Godfrey also joined the Home Builders Association, where she was told that the National Association of Home Builders prohibited women from becoming "Spikes," which is a designation given to top membership recruiters.

"I said, 'Okay, I'll just write a letter to national,'" Godfrey says. The rule was changed, and Godfrey not only became a Life Spike but was also elected to the local association's executive board. She then began to ascend the leadership chairs, but missed the opportunity to become the group's first female president when business responsibilities forced her to decline the post.

Nonetheless, Godfrey still found time to become a founding member of the Southeast Builders' Conference and to establish the organization's prestigious Aurora Awards for design excellence.

In 1984 Godfrey phased out of building to concentrate exclusively on interior design, working for private clients and major developers.
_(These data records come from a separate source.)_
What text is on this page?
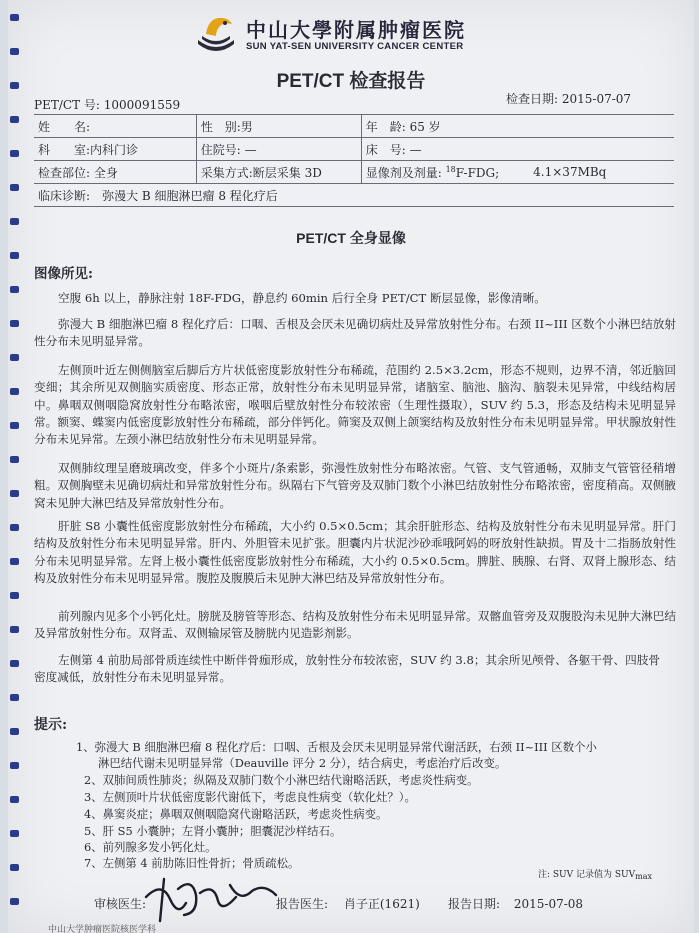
中山大學附属肿瘤医院
SUN YAT-SEN UNIVERSITY CANCER CENTER
PET/CT 检查报告
PET/CT 号: 1000091559	检查日期: 2015-07-07
姓　　名:	性　别:男	年　龄: 65 岁	
科　　室:内科门诊	住院号: —	床　号: —	
检查部位: 全身	采集方式:断层采集 3D	显像剂及剂量: $^{18}$F-FDG;	4.1×37MBq
临床诊断:　 弥漫大 B 细胞淋巴瘤 8 程化疗后			
PET/CT 全身显像
图像所见:
空腹 6h 以上，静脉注射 18F-FDG，静息约 60min 后行全身 PET/CT 断层显像，影像清晰。
弥漫大 B 细胞淋巴瘤 8 程化疗后：口咽、舌根及会厌未见确切病灶及异常放射性分布。右颈 II~III 区数个小淋巴结放射性分布未见明显异常。
左侧顶叶近左侧侧脑室后脚后方片状低密度影放射性分布稀疏，范围约 2.5×3.2cm，形态不规则，边界不清，邻近脑回变细；其余所见双侧脑实质密度、形态正常，放射性分布未见明显异常，诸脑室、脑池、脑沟、脑裂未见异常，中线结构居中。鼻咽双侧咽隐窝放射性分布略浓密，喉咽后壁放射性分布较浓密（生理性摄取），SUV 约 5.3，形态及结构未见明显异常。额窦、蝶窦内低密度影放射性分布稀疏，部分伴钙化。筛窦及双侧上颌窦结构及放射性分布未见明显异常。甲状腺放射性分布未见异常。左颈小淋巴结放射性分布未见明显异常。
双侧肺纹理呈磨玻璃改变，伴多个小斑片/条索影，弥漫性放射性分布略浓密。气管、支气管通畅，双肺支气管管径稍增粗。双侧胸壁未见确切病灶和异常放射性分布。纵隔右下气管旁及双肺门数个小淋巴结放射性分布略浓密，密度稍高。双侧腋窝未见肿大淋巴结及异常放射性分布。
肝脏 S8 小囊性低密度影放射性分布稀疏，大小约 0.5×0.5cm；其余肝脏形态、结构及放射性分布未见明显异常。肝门结构及放射性分布未见明显异常。肝内、外胆管未见扩张。胆囊内片状泥沙砂乖哦阿妈的呀放射性缺损。胃及十二指肠放射性分布未见明显异常。左肾上极小囊性低密度影放射性分布稀疏，大小约 0.5×0.5cm。脾脏、胰腺、右肾、双肾上腺形态、结构及放射性分布未见明显异常。腹腔及腹膜后未见肿大淋巴结及异常放射性分布。
前列腺内见多个小钙化灶。膀胱及膀管等形态、结构及放射性分布未见明显异常。双髂血管旁及双腹股沟未见肿大淋巴结及异常放射性分布。双肾盂、双侧输尿管及膀胱内见造影剂影。
左侧第 4 前肋局部骨质连续性中断伴骨痂形成，放射性分布较浓密，SUV 约 3.8；其余所见颅骨、各躯干骨、四肢骨密度减低，放射性分布未见明显异常。
提示:
1、弥漫大 B 细胞淋巴瘤 8 程化疗后：口咽、舌根及会厌未见明显异常代谢活跃，右颈 II~III 区数个小
淋巴结代谢未见明显异常（Deauville 评分 2 分），结合病史，考虑治疗后改变。
2、双肺间质性肺炎；纵隔及双肺门数个小淋巴结代谢略活跃，考虑炎性病变。
3、左侧顶叶片状低密度影代谢低下，考虑良性病变（软化灶？）。
4、鼻窦炎症；鼻咽双侧咽隐窝代谢略活跃，考虑炎性病变。
5、肝 S5 小囊肿；左肾小囊肿；胆囊泥沙样结石。
6、前列腺多发小钙化灶。
7、左侧第 4 前肋陈旧性骨折；骨质疏松。
注: SUV 记录值为 SUVmax
审核医生:	报告医生: 肖子正(1621) 报告日期: 2015-07-08
中山大学肿瘤医院核医学科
In subsequent years she won countless awards-including an unprecedented three Golden Auroras-and established a satellite office in Naples, an affluent city in Southwest Florida.

Eventually Godfrey moved her entire operation to Naples, and for the past nine years worked almost exclusively there while tackling intriguing assignments in California, Colorado, Tennessee, North Carolina, South Carolina, Washington, D.C. and Italy.

Late last year, however, Godfrey Design Consultants returned to its roots by opening a new office in Winter Park. Daughter Lauri Godfrey now works with her mother as senior designer, and the two have found that their sometimes differing sensibilities result in wonderful collaborative efforts for their clients.

"My style tends to be less is more," says Lauri, who spent three years with Marc Michaels, a prominent interior design firm also located in Winter Park. "Her style tends to be softer and warmer. Together, it really works."

Lauri says working with her mother-and traveling with her to exhibitions, conventions and assignments-means she is constantly learning, not only about design but also about relationship building.

"There are so many clients out there who think Betsy hung the moon," she says. "I really respect and admire that."